I guess I should not be too surprised that Adobe isn’t supporting the Mac platform to the fullest. The thing I don’t understand is how they were unprepared for the Leopard 10.5 update.
When Leopard was first updated Adobe released a notice concerning their support for the latest version of Mac OS Leopard. Interestingly enough this report was published as an Acrobat file. Now why is this interesting? Well, one of their comments was that Acrobat 8.0 will encounter issues on OS X 10.5. Well how could you view this support article? Well, acording to Adobe you couldn’t use Acrobat, but don’t take my word for it:
[Adobe Acrobat Professional] Requires update to 8.1.2 for full compatibility. Expected to be available in English, French, German, and Japanese in late January 2008. Additional languages expected shortly thereafter.
Adobe had a similar comment for their free Adobe Reader application:
[Adobe Reader] Requires Adobe Reader 8.1.2 for full compatibility. Expected to be available in late January 2008.
Well January 31st came and went and there was no update from Adobe.
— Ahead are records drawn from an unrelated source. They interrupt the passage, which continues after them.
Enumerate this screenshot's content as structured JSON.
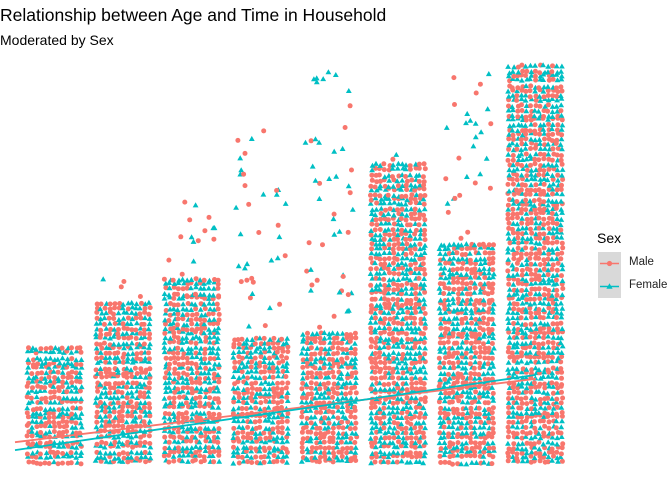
{
  "chart_data": {
    "type": "scatter",
    "title": "Relationship between Age and Time in Household",
    "subtitle": "Moderated by Sex",
    "xlabel": "",
    "ylabel": "",
    "grid": false,
    "legend": {
      "title": "Sex",
      "placement": "right"
    },
    "x_categories": 8,
    "y_range": [
      0,
      1
    ],
    "columns": [
      {
        "max_dense": 0.29,
        "max_outlier": 0.29
      },
      {
        "max_dense": 0.41,
        "max_outlier": 0.47
      },
      {
        "max_dense": 0.47,
        "max_outlier": 0.69
      },
      {
        "max_dense": 0.32,
        "max_outlier": 0.84
      },
      {
        "max_dense": 0.33,
        "max_outlier": 1.0
      },
      {
        "max_dense": 0.75,
        "max_outlier": 0.78
      },
      {
        "max_dense": 0.56,
        "max_outlier": 0.98
      },
      {
        "max_dense": 1.0,
        "max_outlier": 1.0
      }
    ],
    "series": [
      {
        "name": "Male",
        "color": "#F8766D",
        "marker": "circle",
        "trend": [
          [
            1,
            0.05
          ],
          [
            8,
            0.21
          ]
        ]
      },
      {
        "name": "Female",
        "color": "#00BFC4",
        "marker": "triangle",
        "trend": [
          [
            1,
            0.03
          ],
          [
            8,
            0.22
          ]
        ]
      }
    ]
  }
}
Sure, the press gave a pass to them, but what about the “Creative Professionals” who rely upon these tools? Well, I guess Adobe has been giving similar signals for the past few years and it seems like they would rather all of the Mac users just switch over to Vista because the 12% of the market Mac users will have by 2011 is too small of a market for them.
The thing I do not understand is how MacWorld can claim that Adobe is one of the closest developers to Apple and they don’t cry foul when Adobe was unprepared for the stealthy and minimal release of Mac OS Leopard. I guess Adobe thought that no-one would upgrade, and I guess MacWorld was worried about losing advertising dollars from Adobe. That’s journalism for you.